All models exhibited sharp decreases in consistency when subjected to permutation-based ordering, e.g., gemini_2_5_pro on TCM-Exam: $S_{\rm orig}=0.920$ , $S_{\rm perm}=0.844$ ( $\Delta S=0.076$ ); deepseek_r1 on TCM-ClinNPT: $0.787\rightarrow0.470$ ( $\Delta S=0.317$ ).

5. Model Robustness and Consistency Testing

Rigorous permutation-based consistency protocols highlighted systemic fragility in LLM inference stability. Models frequently exhibited positional bias, responding correctly only to specific option orders. This phenomenon persists across architectures and dimensions, representing a critical bottleneck for reliable TCM-AI deployment.

Key findings:

Largest performance degradation on subjective and classical content (TCM-LitQA, TCM-ClinNPT).
Even top models failed to maintain robust outputs across all permutations, exposing a lack of true semantic understanding and reasoning invariance.

Within the broader TCM-AI empirical landscape, TCM-5CEval sets itself apart from earlier and parallel efforts:

MTCMB: A multi-task framework incorporating TCM-5CEval as a core evaluation component, with additional modules for language understanding, safety, and prescription generation.

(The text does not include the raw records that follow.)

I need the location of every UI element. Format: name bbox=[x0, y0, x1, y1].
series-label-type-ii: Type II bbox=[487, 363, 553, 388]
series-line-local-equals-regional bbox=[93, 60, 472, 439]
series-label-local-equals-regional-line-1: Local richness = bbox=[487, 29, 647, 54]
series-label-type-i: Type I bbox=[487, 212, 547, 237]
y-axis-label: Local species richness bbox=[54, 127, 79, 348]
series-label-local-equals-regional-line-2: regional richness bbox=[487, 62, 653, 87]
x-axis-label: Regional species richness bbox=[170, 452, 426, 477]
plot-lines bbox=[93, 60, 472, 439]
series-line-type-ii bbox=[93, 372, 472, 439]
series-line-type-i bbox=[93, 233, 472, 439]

MTCMB results corroborate TCM-5CEval trends: LLMs excel in knowledge recall but struggle on diagnostic reasoning and multi-label syndrome tasks, with few-shot and CoT prompting mitigating but not closing gaps (Kong et al., 2 Jun 2025).
Manual 5C Evaluations: Previous frameworks integrated subjective scoring protocols (safety, consistency, explainability, compliance, coherence) scored by domain experts—demonstrating that permutation-invariant robustness remains under-addressed (Liu et al., 13 Feb 2025).

7. Implications, Limitations, and Future Directions

TCM-5CEval provides a detailed lens onto LLM capabilities in both foundational and applied TCM. Distinct performance specializations (e.g., deepseek_r1 on classical literacy, Kimi_K2 on materia medica) suggest training set bias and uneven coverage. Weaknesses in reasoning stability, syndrome differentiation, and classical interpretation pinpoint fundamental obstacles to clinical translation (Huang et al., 17 Nov 2025).

Identified future directions include:

Integration of curated classical literature, rich CMM/ClinNPT corpora, and clinical electronic medical records.
Development of TCM-specific disambiguation algorithms and multi-modal (e.g., tongue, pulse, imaging) modules.
Construction of robust TCM knowledge graphs for explicit symbolic augmentation.
Inclusion of real-world, interactive, and multi-turn consultation scenarios with tight feedback loops.

TCM-5CEval’s open release on MedBench positions it as a standardized instrument for comparative TCM-AI research, facilitating advances in culturally informed, safe, and robust deep medical LLMs.